"Force est de constater que l'activité spatiale n'a pas eu les effets d'entraînement escomptés sur la collectivité d'outre-mer", commente pour l'AFP le député guyanais Gabriel Serville (GDR), qui juge "anormal" que les activités du Centre spatial guyanais (CSG) de Kourou "ne soient pas mieux insérées dans leur écosystème direct."
Le CSG, symbole pour de nombreux Guyanais des inégalités du territoire, avait été bloqué tout au long du fort mouvement social de mars-avril 2017, maintenant la fusée au sol. La population réclamait alors un "rattrapage" économique avec la métropole.
En 1997, vingt ans après le début de l'aventure spatiale européenne à Kourou, le rappeur guyanais Freaky Fan chantait : "La fusée décolle mais la Guyane reste au sol !". La ritournelle, aujourd'hui encore, traduit un sentiment largement répandu sur le territoire.
Bruno Apouyou, 1er vice-président du Grand conseil coutumier de Guyane, reconnaît certes que "l'aventure spatiale contribue à fournir du travail". Avec 1.700 emplois directs et plus de 7.000 emplois indirects, le centre spatial est le premier employeur privé en Guyane (25% des emplois privés, 17% du produit intérieur brut de la Guyane, estimé à un peu plus de 4 milliards d'euros). Le taux de chômage du territoire s'établit à 22%.
Mais le chef coutumier regrette le décalage entre la technologie déployée à Kourou et l'enclavement numérique du reste du "péyi": "Dans l'intérieur, pour le téléphone il faut parfois passer par le Suriname".

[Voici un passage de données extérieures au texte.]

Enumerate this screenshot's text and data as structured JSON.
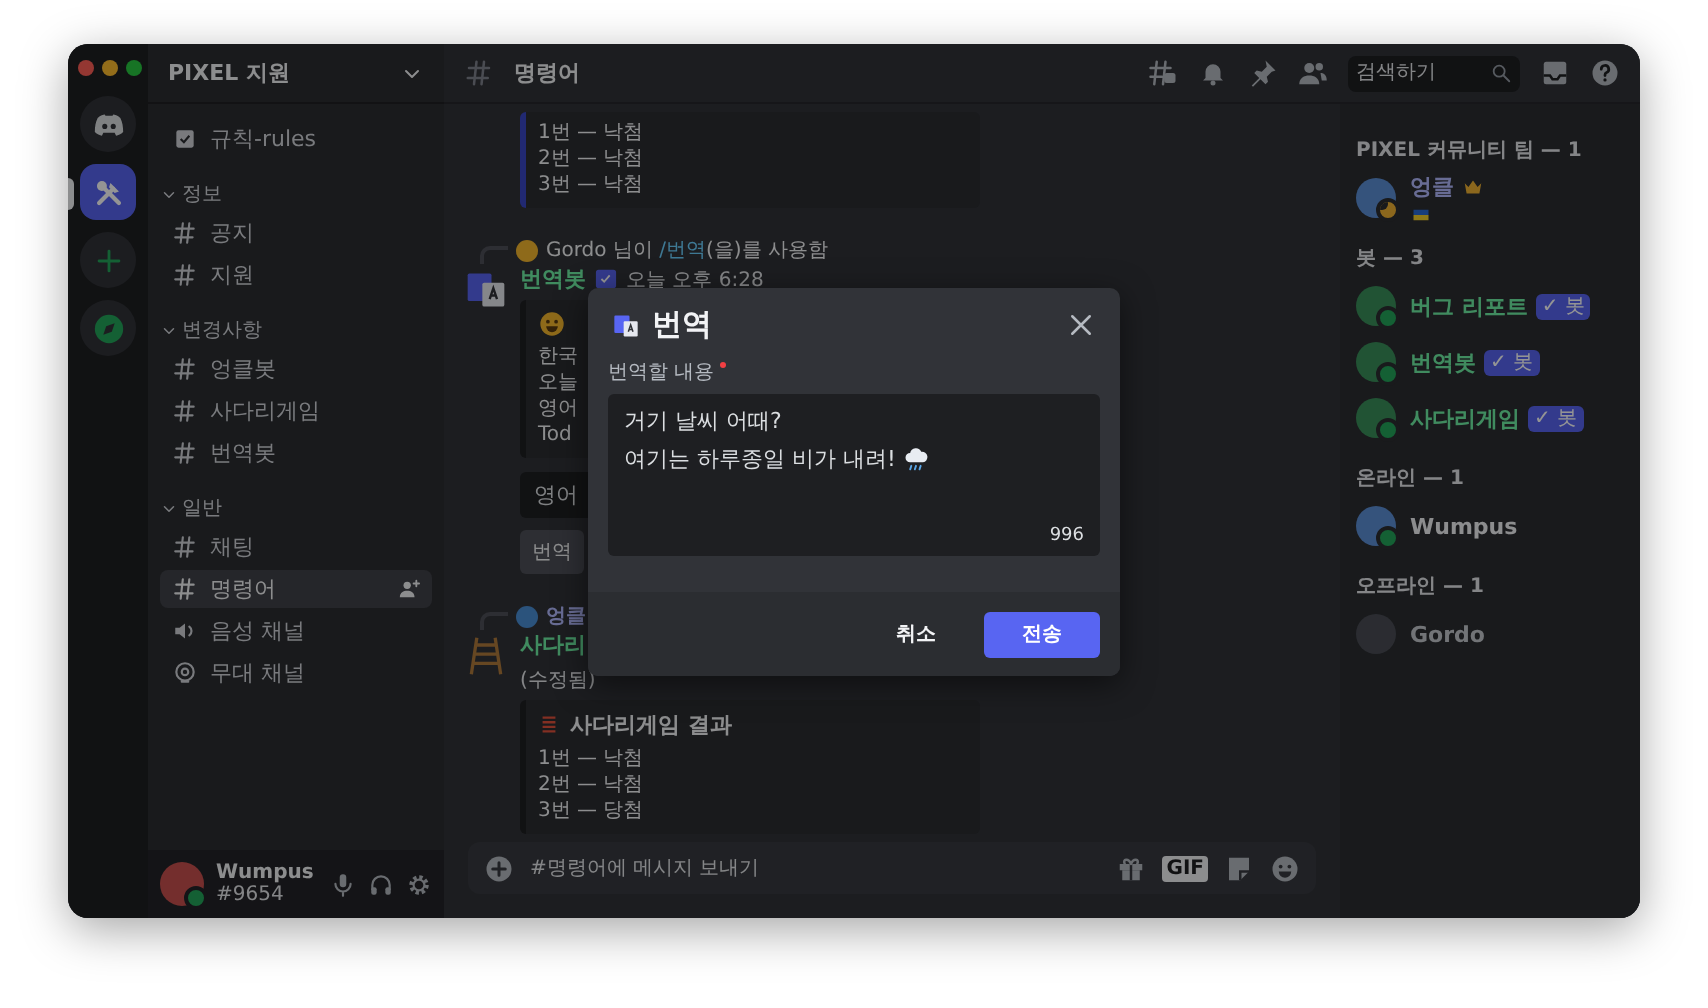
{
  "server_rail": [
    {
      "kind": "home",
      "selected": false
    },
    {
      "kind": "server",
      "selected": true
    },
    {
      "kind": "add",
      "selected": false
    },
    {
      "kind": "explore",
      "selected": false
    }
  ],
  "sidebar": {
    "server_name": "PIXEL 지원",
    "channels": [
      {
        "name": "규칙-rules",
        "kind": "rules",
        "selected": false
      }
    ],
    "categories": [
      {
        "name": "정보",
        "expanded": true,
        "channels": [
          {
            "name": "공지",
            "kind": "text",
            "selected": false
          },
          {
            "name": "지원",
            "kind": "text",
            "selected": false
          }
        ]
      },
      {
        "name": "변경사항",
        "expanded": true,
        "channels": [
          {
            "name": "엉클봇",
            "kind": "text",
            "selected": false
          },
          {
            "name": "사다리게임",
            "kind": "text",
            "selected": false
          },
          {
            "name": "번역봇",
            "kind": "text",
            "selected": false
          }
        ]
      },
      {
        "name": "일반",
        "expanded": true,
        "channels": [
          {
            "name": "채팅",
            "kind": "text",
            "selected": false
          },
          {
            "name": "명령어",
            "kind": "text",
            "selected": true
          },
          {
            "name": "음성 채널",
            "kind": "voice",
            "selected": false
          },
          {
            "name": "무대 채널",
            "kind": "stage",
            "selected": false
          }
        ]
      }
    ]
  },
  "user_panel": {
    "name": "Wumpus",
    "tag": "#9654",
    "online": true
  },
  "top_bar": {
    "channel_name": "명령어",
    "search_placeholder": "검색하기"
  },
  "messages": [
    {
      "kind": "embed_tail",
      "lines": [
        "1번 — 낙첨",
        "2번 — 낙첨",
        "3번 — 낙첨"
      ]
    },
    {
      "kind": "command_reply",
      "reply": {
        "user": "Gordo",
        "before": " 님이 ",
        "command": "/번역",
        "after": "(을)를 사용함"
      },
      "author": "번역봇",
      "timestamp": "오늘 오후 6:28",
      "embed": {
        "lines": [
          "한국",
          "오늘",
          "영어",
          "Tod"
        ]
      },
      "select_value": "영어",
      "button": "번역"
    },
    {
      "kind": "edited_reply",
      "reply": {
        "user": "엉클"
      },
      "author": "사다리",
      "edited": "(수정됨)",
      "embed": {
        "title": "사다리게임 결과",
        "lines": [
          "1번 — 낙첨",
          "2번 — 낙첨",
          "3번 — 당첨"
        ]
      }
    }
  ],
  "message_input": {
    "placeholder": "#명령어에 메시지 보내기",
    "gif_label": "GIF"
  },
  "member_groups": [
    {
      "title": "PIXEL 커뮤니티 팀 — 1",
      "members": [
        {
          "name": "엉클",
          "kind": "staff",
          "online": true,
          "idle": true,
          "crown": true,
          "custom_status": true
        }
      ]
    },
    {
      "title": "봇 — 3",
      "members": [
        {
          "name": "버그 리포트",
          "kind": "bot",
          "online": true,
          "idle": false,
          "badge": "✓ 봇"
        },
        {
          "name": "번역봇",
          "kind": "bot",
          "online": true,
          "idle": false,
          "badge": "✓ 봇"
        },
        {
          "name": "사다리게임",
          "kind": "bot",
          "online": true,
          "idle": false,
          "badge": "✓ 봇"
        }
      ]
    },
    {
      "title": "온라인 — 1",
      "members": [
        {
          "name": "Wumpus",
          "kind": "member",
          "online": true,
          "idle": false
        }
      ]
    },
    {
      "title": "오프라인 — 1",
      "members": [
        {
          "name": "Gordo",
          "kind": "member",
          "online": false,
          "idle": false
        }
      ]
    }
  ],
  "modal": {
    "title": "번역",
    "field_label": "번역할 내용",
    "required": true,
    "value_lines": [
      "거기 날씨 어때?",
      "여기는 하루종일 비가 내려!"
    ],
    "counter": "996",
    "cancel": "취소",
    "submit": "전송"
  }
}
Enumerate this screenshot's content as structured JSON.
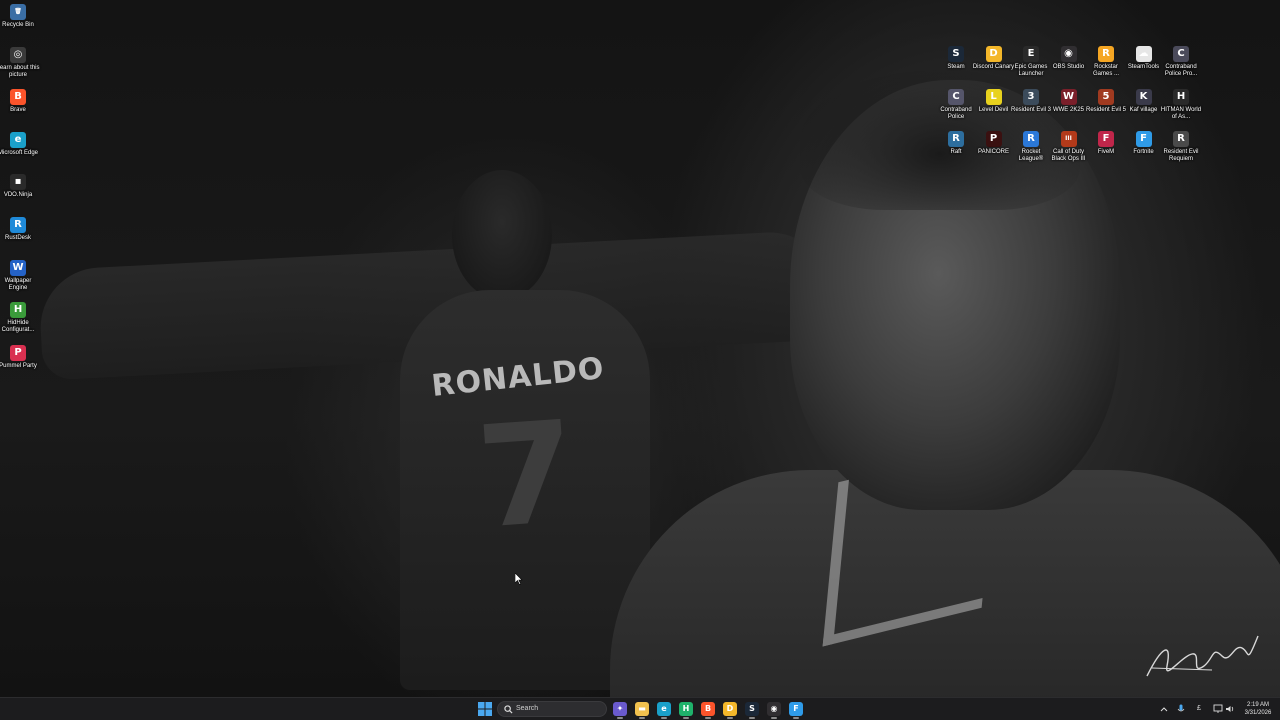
{
  "wallpaper": {
    "jersey_name": "RONALDO",
    "jersey_number": "7"
  },
  "desktop_left_icons": [
    {
      "label": "Recycle Bin",
      "icon": "recycle-bin-icon",
      "color": "#3a6ea5",
      "glyph": "🗑"
    },
    {
      "label": "Learn about this picture",
      "icon": "camera-info-icon",
      "color": "#3a3a3a",
      "glyph": "◎"
    },
    {
      "label": "Brave",
      "icon": "brave-icon",
      "color": "#fb542b",
      "glyph": "B"
    },
    {
      "label": "Microsoft Edge",
      "icon": "edge-icon",
      "color": "#1aa0c9",
      "glyph": "e"
    },
    {
      "label": "VDO.Ninja",
      "icon": "vdo-ninja-icon",
      "color": "#2a2a2a",
      "glyph": "▪"
    },
    {
      "label": "RustDesk",
      "icon": "rustdesk-icon",
      "color": "#1f8ad8",
      "glyph": "R"
    },
    {
      "label": "Wallpaper Engine",
      "icon": "wallpaper-engine-icon",
      "color": "#2462c7",
      "glyph": "W"
    },
    {
      "label": "HidHide Configurat...",
      "icon": "hidhide-icon",
      "color": "#3a9b3a",
      "glyph": "H"
    },
    {
      "label": "Pummel Party",
      "icon": "pummel-party-icon",
      "color": "#d93050",
      "glyph": "P"
    }
  ],
  "desktop_right_icons": [
    {
      "label": "Steam",
      "icon": "steam-icon",
      "color": "#1b2838",
      "glyph": "S"
    },
    {
      "label": "Discord Canary",
      "icon": "discord-canary-icon",
      "color": "#f4b72a",
      "glyph": "D"
    },
    {
      "label": "Epic Games Launcher",
      "icon": "epic-games-icon",
      "color": "#2a2a2a",
      "glyph": "E"
    },
    {
      "label": "OBS Studio",
      "icon": "obs-icon",
      "color": "#302e31",
      "glyph": "◉"
    },
    {
      "label": "Rockstar Games ...",
      "icon": "rockstar-icon",
      "color": "#f5a623",
      "glyph": "R"
    },
    {
      "label": "SteamTools",
      "icon": "steamtools-icon",
      "color": "#e6e6e6",
      "glyph": "☁"
    },
    {
      "label": "Contraband Police Pro...",
      "icon": "contraband-police-pro-icon",
      "color": "#4a4a5a",
      "glyph": "C"
    },
    {
      "label": "Contraband Police",
      "icon": "contraband-police-icon",
      "color": "#55556a",
      "glyph": "C"
    },
    {
      "label": "Level Devil",
      "icon": "level-devil-icon",
      "color": "#e8d21e",
      "glyph": "L"
    },
    {
      "label": "Resident Evil 3",
      "icon": "resident-evil-3-icon",
      "color": "#3b4b5b",
      "glyph": "3"
    },
    {
      "label": "WWE 2K25",
      "icon": "wwe-2k25-icon",
      "color": "#7a1f2a",
      "glyph": "W"
    },
    {
      "label": "Resident Evil 5",
      "icon": "resident-evil-5-icon",
      "color": "#a03a20",
      "glyph": "5"
    },
    {
      "label": "Kaf village",
      "icon": "kaf-village-icon",
      "color": "#3a3a4a",
      "glyph": "K"
    },
    {
      "label": "HITMAN World of As...",
      "icon": "hitman-icon",
      "color": "#2a2a2a",
      "glyph": "H"
    },
    {
      "label": "Raft",
      "icon": "raft-icon",
      "color": "#2d6e9e",
      "glyph": "R"
    },
    {
      "label": "PANICORE",
      "icon": "panicore-icon",
      "color": "#3a1010",
      "glyph": "P"
    },
    {
      "label": "Rocket League®",
      "icon": "rocket-league-icon",
      "color": "#2b78d8",
      "glyph": "R"
    },
    {
      "label": "Call of Duty Black Ops III",
      "icon": "call-of-duty-icon",
      "color": "#b33a1a",
      "glyph": "III"
    },
    {
      "label": "FiveM",
      "icon": "fivem-icon",
      "color": "#c0264a",
      "glyph": "F"
    },
    {
      "label": "Fortnite",
      "icon": "fortnite-icon",
      "color": "#2f9be8",
      "glyph": "F"
    },
    {
      "label": "Resident Evil Requiem",
      "icon": "resident-evil-requiem-icon",
      "color": "#4a4a4a",
      "glyph": "R"
    }
  ],
  "taskbar": {
    "search_placeholder": "Search",
    "apps": [
      {
        "name": "copilot",
        "icon": "copilot-icon",
        "color": "#6a5acd",
        "glyph": "✦"
      },
      {
        "name": "file-explorer",
        "icon": "folder-icon",
        "color": "#f2c14e",
        "glyph": "▬"
      },
      {
        "name": "edge",
        "icon": "edge-icon",
        "color": "#1aa0c9",
        "glyph": "e"
      },
      {
        "name": "app-green",
        "icon": "green-app-icon",
        "color": "#1fb26b",
        "glyph": "H"
      },
      {
        "name": "brave",
        "icon": "brave-icon",
        "color": "#fb542b",
        "glyph": "B"
      },
      {
        "name": "discord-canary",
        "icon": "discord-canary-icon",
        "color": "#f4b72a",
        "glyph": "D"
      },
      {
        "name": "steam",
        "icon": "steam-icon",
        "color": "#1b2838",
        "glyph": "S"
      },
      {
        "name": "obs",
        "icon": "obs-icon",
        "color": "#302e31",
        "glyph": "◉"
      },
      {
        "name": "fortnite",
        "icon": "fortnite-icon",
        "color": "#2f9be8",
        "glyph": "F"
      }
    ],
    "tray_language": "£",
    "time": "2:19 AM",
    "date": "3/31/2026"
  }
}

La Cour des comptes notait en 2014 que “la Guyane pallie la faiblesse de sa démographie médicale par des réseaux ou expérimentations de consultation à distance, mais le débit insuffisant des accès y demeure un handicap", dans ce territoire où un habitant sur cinq vit à plus de trois heures de trajet d'un centre hospitalier. Traduction concrète de M. Apouyou : "On pourrait avoir la télémédecine" dans les centres de santé de l'intérieur du territoire si le réseau était meilleur.
"chaire spatiale"
Depuis longtemps, élus et citoyens guyanais souhaitent que la filière spatiale (Arianespace, l'Agence spatiale européenne-ESA et le CNES) ne bénéficie plus de dispositions fiscales dérogatoires, pour mieux contribuer aux finances du territoire.
"Un alourdissement de la fiscalité locale procurerait un surcroît de recettes modeste (entre 1 et 4 M EUR) au regard de ses effets sur la compétitivité d'acteurs aujourd'hui soumis à une très forte pression concurrentielle", a rejeté le gouvernement en décembre.
La filière spatiale "mène depuis longtemps des actions en faveur du territoire et de la population", mais "il est temps d'aller plus loin" avait cependant reconnu en décembre 2017 Frédérique Vidal, ministre de la Recherche et de l'Innovation, en annonçant un plan pour que la filière spatiale "contribue davantage" au développement économique du territoire.
Le centre spatial, dont le budget est de 200 millions d'euros par an, a ainsi augmenté de 10 M EUR sa contribution locale pour la porter à 50 M EUR sur 2014-2020. Dans cette contribution, se trouvent des aides aux communes, des "mesures de réparation liées à l'implantation du CSG" ou encore des aides à l'aménagement du territoire (route, etc.).
"La plus récente traduction de cette contribution renforcée est la signature de deux conventions dans les domaines de l'éducation, de l'enseignement supérieur et de la recherche", a précisé le Centre national des études spatiales (CNES) à l'AFP. Concrètement, il aide à développer des infrastructures et équipements de laboratoire pour l'université de Guyane, met en place "une chaire spatiale" et prend en charge des bourses pour les étudiants, doctorants et apprentis.
Le CNES s'est aussi engagé à réserver un tiers des marchés aux petites et moyennes entreprises (PME) locales dans le cadre du programme Ariane 6.